GUANTANAMO BAY NAVAL BASE, Cuba – At the detainee library recently, the Army captain in charge divulged that he had ordered Season 4 of "Desperate Housewives" after a detainee wrecked the collection's DVDs of Seasons 1 through 3.
During the monthly tour for the media, the man who serves as warden explained. The destructive detainee was a fan of the show and "disappointed that the new ones hadn't come in," said Army Col. Stephen Gabavics.
This was the last visit by journalists at the Detention Center Zone before the presidential election, and the leadership offered a finely honed message of full support for this commander in chief's 2009 closure order, while preparing for prison life after President Obama leaves office.
And acquiring Season 4 of "Desperate Housewives" for the 35,000-item detainee lending library is the least of it.

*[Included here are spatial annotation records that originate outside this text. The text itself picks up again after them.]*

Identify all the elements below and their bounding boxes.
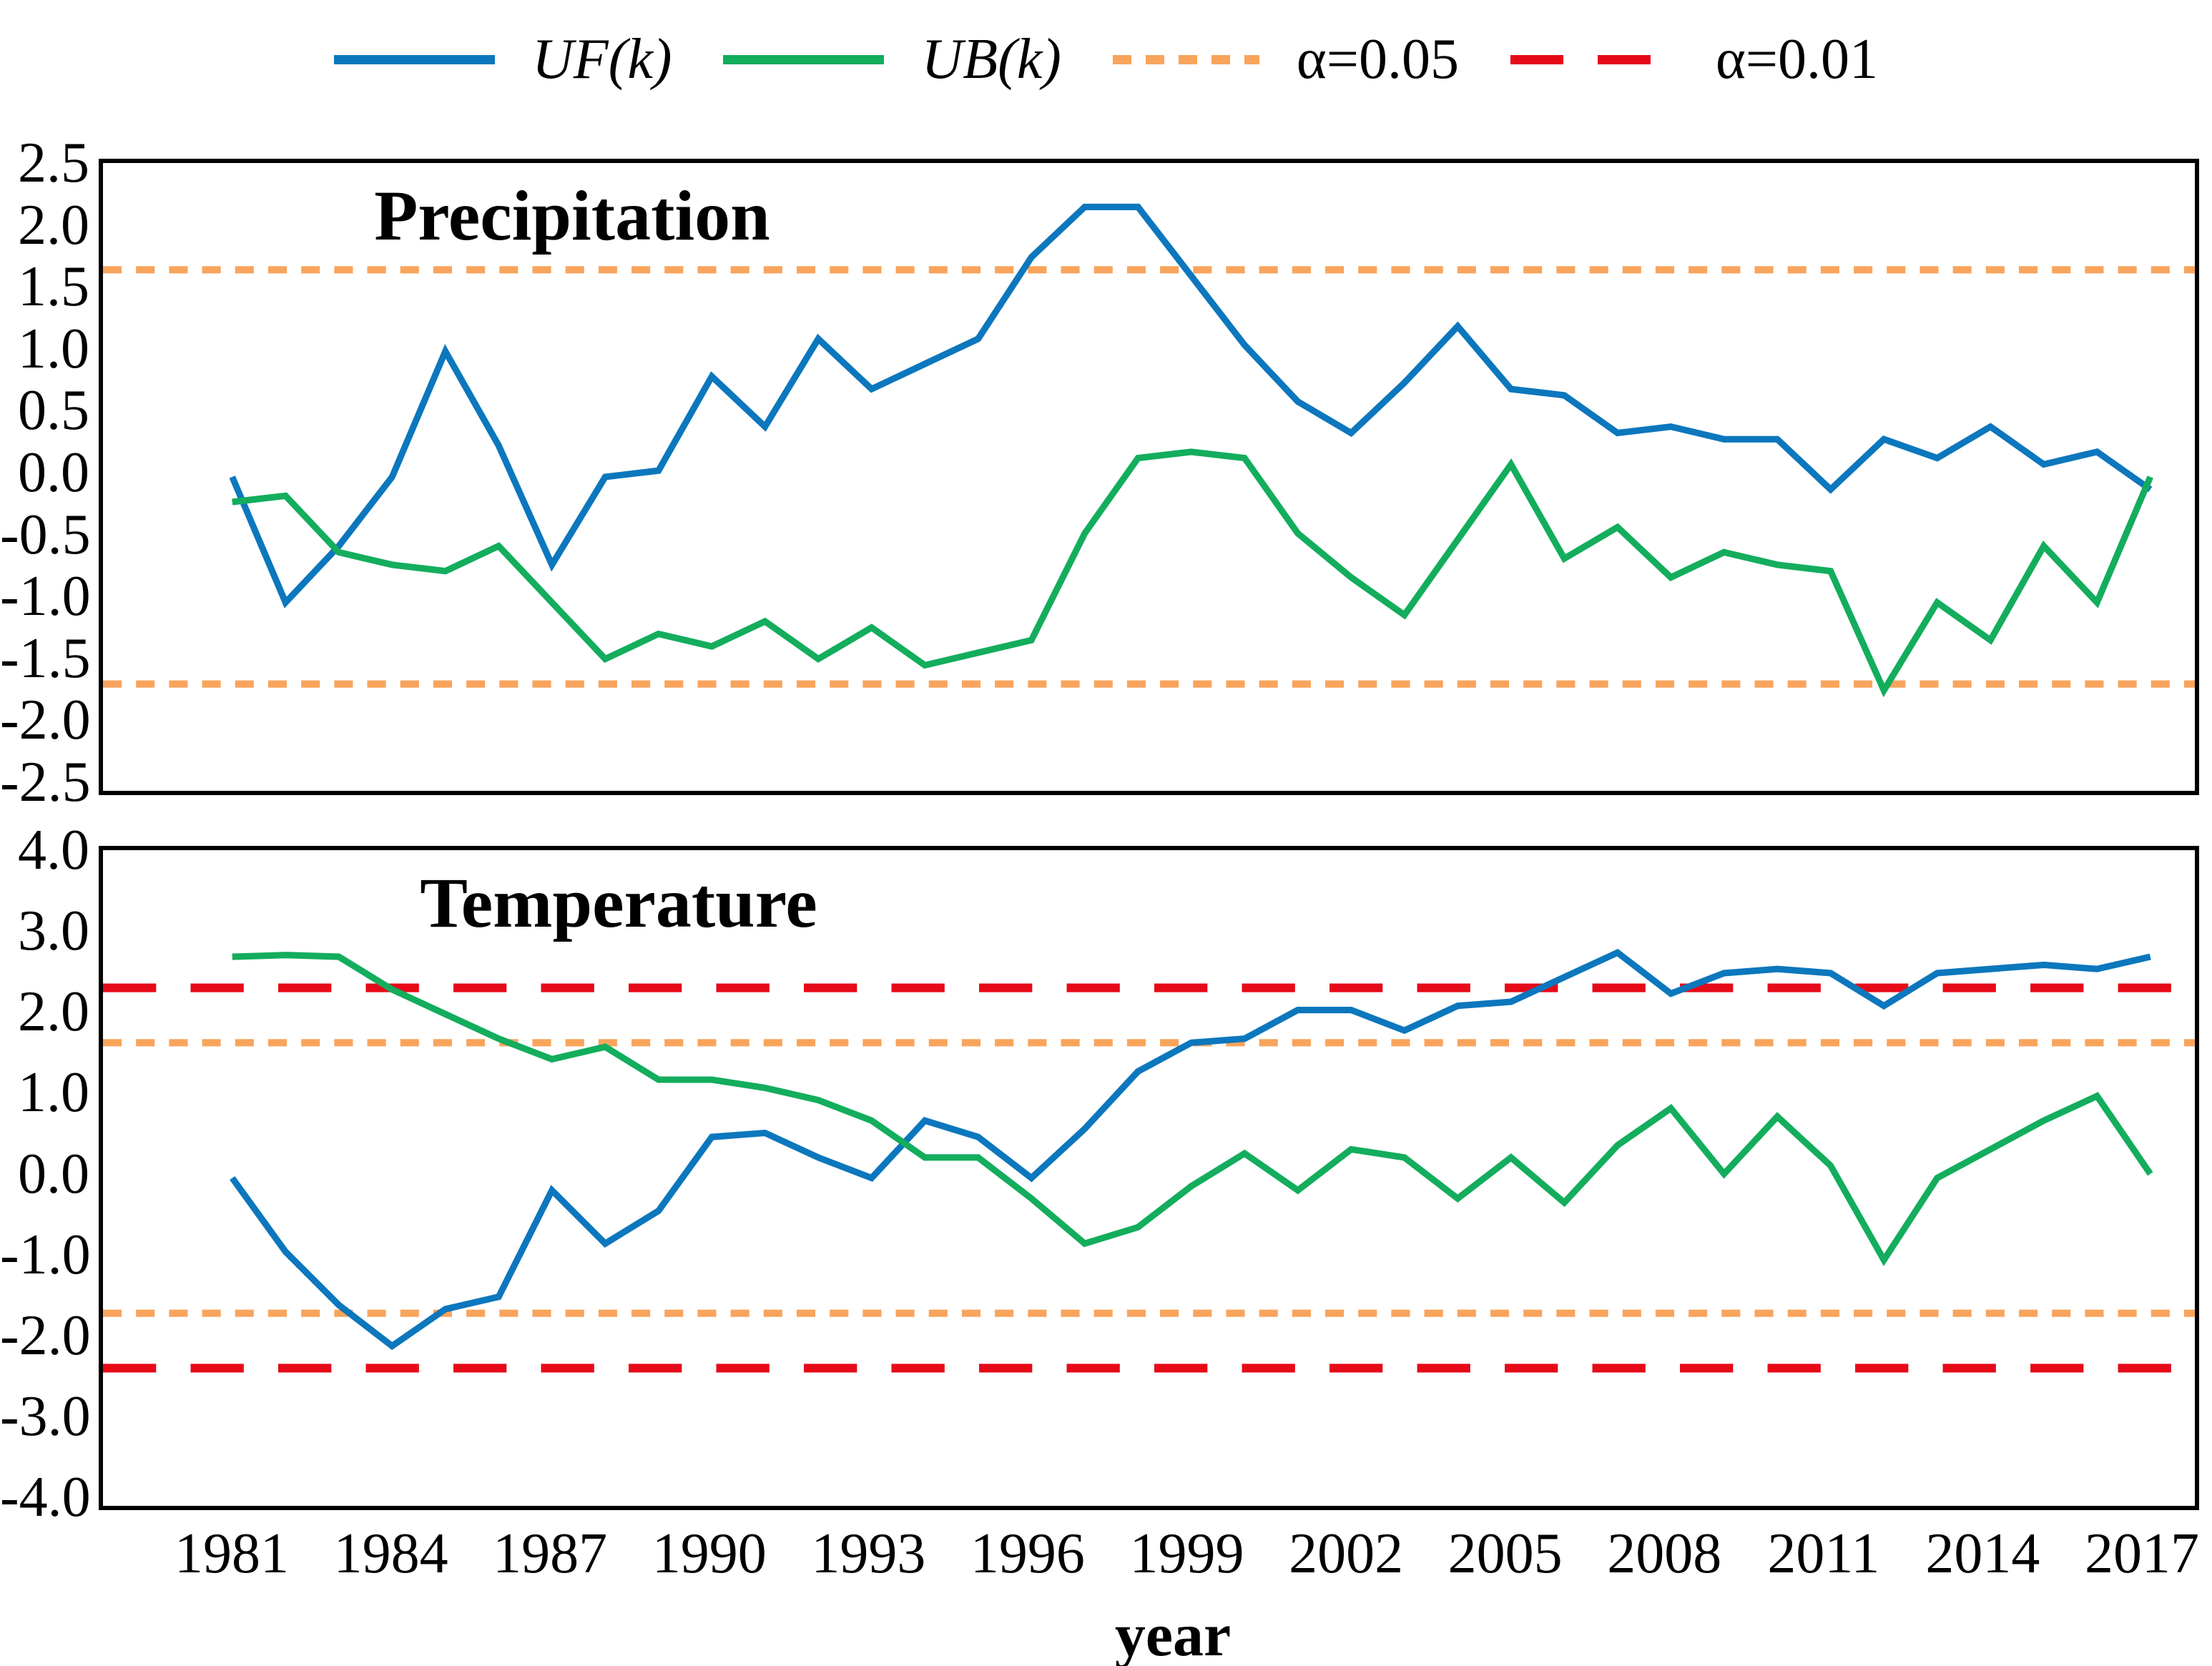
y-tick-label: 0.0 [18,441,89,504]
y-tick-label: -2.0 [0,689,91,752]
legend-label-alpha001: α=0.01 [1715,28,1878,91]
y-tick-label: 0.0 [18,1142,89,1206]
x-tick-label: 1999 [1129,1522,1244,1585]
temperature-chart-svg [103,948,2195,1373]
x-tick-label: 1984 [333,1522,448,1585]
alpha001-line-sample-icon [1510,54,1678,64]
chart-legend: UF(k) UB(k) α=0.05 α=0.01 [0,20,2212,99]
precipitation-plot-area [99,159,2199,795]
y-tick-label: -2.0 [0,1303,91,1367]
y-tick-label: -3.0 [0,1384,91,1448]
y-tick-label: 3.0 [18,899,89,963]
y-tick-label: -2.5 [0,751,91,814]
y-tick-label: -1.5 [0,626,91,690]
legend-label-ubk: UB(k) [921,28,1061,91]
series-line-UB(k) [232,952,2153,1266]
y-tick-label: -1.0 [0,1223,91,1286]
legend-item-ubk: UB(k) [723,31,1061,88]
y-tick-label: 1.0 [18,317,89,380]
ubk-line-sample-icon [723,54,885,64]
series-line-UB(k) [232,448,2153,698]
x-tick-label: 1990 [652,1522,767,1585]
y-tick-label: -0.5 [0,503,91,566]
x-tick-label: 1981 [174,1522,289,1585]
ufk-line-sample-icon [334,54,496,64]
y-tick-label: 1.5 [18,255,89,319]
legend-item-alpha001: α=0.01 [1510,31,1878,88]
x-tick-label: 2014 [1925,1522,2040,1585]
legend-label-alpha005: α=0.05 [1296,28,1459,91]
x-tick-label: 2011 [1767,1522,1880,1585]
x-tick-label: 1996 [970,1522,1085,1585]
x-tick-label: 2008 [1607,1522,1722,1585]
series-line-UF(k) [229,203,2153,608]
y-tick-label: 2.0 [18,980,89,1044]
precipitation-chart-title: Precipitation [374,176,770,255]
series-line-UF(k) [230,948,2151,1351]
x-axis-title: year [1114,1600,1232,1666]
temperature-chart-title: Temperature [420,863,817,942]
x-tick-label: 1987 [493,1522,608,1585]
x-tick-label: 2002 [1289,1522,1404,1585]
y-tick-label: 2.5 [18,132,89,194]
temperature-plot-area [99,846,2199,1510]
y-tick-label: 2.0 [18,193,89,257]
precipitation-chart-svg [103,203,2195,698]
y-tick-label: -4.0 [0,1466,91,1529]
legend-label-ufk: UF(k) [532,28,672,91]
y-tick-label: 0.5 [18,379,89,443]
y-tick-label: 4.0 [18,819,89,882]
x-tick-label: 1993 [811,1522,926,1585]
x-tick-label: 2005 [1447,1522,1563,1585]
legend-item-alpha005: α=0.05 [1112,28,1459,91]
y-tick-label: -1.0 [0,565,91,629]
y-tick-label: 1.0 [18,1061,89,1125]
legend-item-ufk: UF(k) [334,31,672,88]
alpha005-line-sample-icon [1112,54,1259,64]
x-tick-label: 2017 [2085,1522,2199,1585]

The skeletal structure of a $12.4 million dining hall — for the exclusive use of hundreds of staff assigned to the prison that today holds 60 captives — is rising not far from the commander's eavesdrop- and hurricane-proof headquarters that opened in 2004 at a cost of $13.5 million. Elsewhere, contractors are remodeling a cellblock at an empty state-of-the-art, 100-cell prison building, Camp 5, which will become a new, $8.4 million health clinic and psychiatric ward.
"We are planning for closure. That's the direction we're given," the Detention Center Zone commander, Rear Adm. Peter Clarke, told five reporters representing news outlets from China, Germany, Spain, Tennessee and Miami the morning after he was the featured speaker at the base Navy Ball. But he also made a pitch to build new barracks even as he plans to cut three Military Police Companies from his guard force by year's end, shrinking his staff to 1,600. "I think it's my professional responsibility to continue to look at what we can, should and must do if we're going to be here for an extended period of time," Clarke said. Without prodding, he noted that his staff envisions detention operations "10 years from now."
The commander's cultural adviser, a Jordanian-American Muslim man known to the captives as Zaki, said that the detainees were more interested in the presidential campaign than the World Series.
But nobody on the tour would hazard a guess on who the 60 foreign captives from 13 nations favor.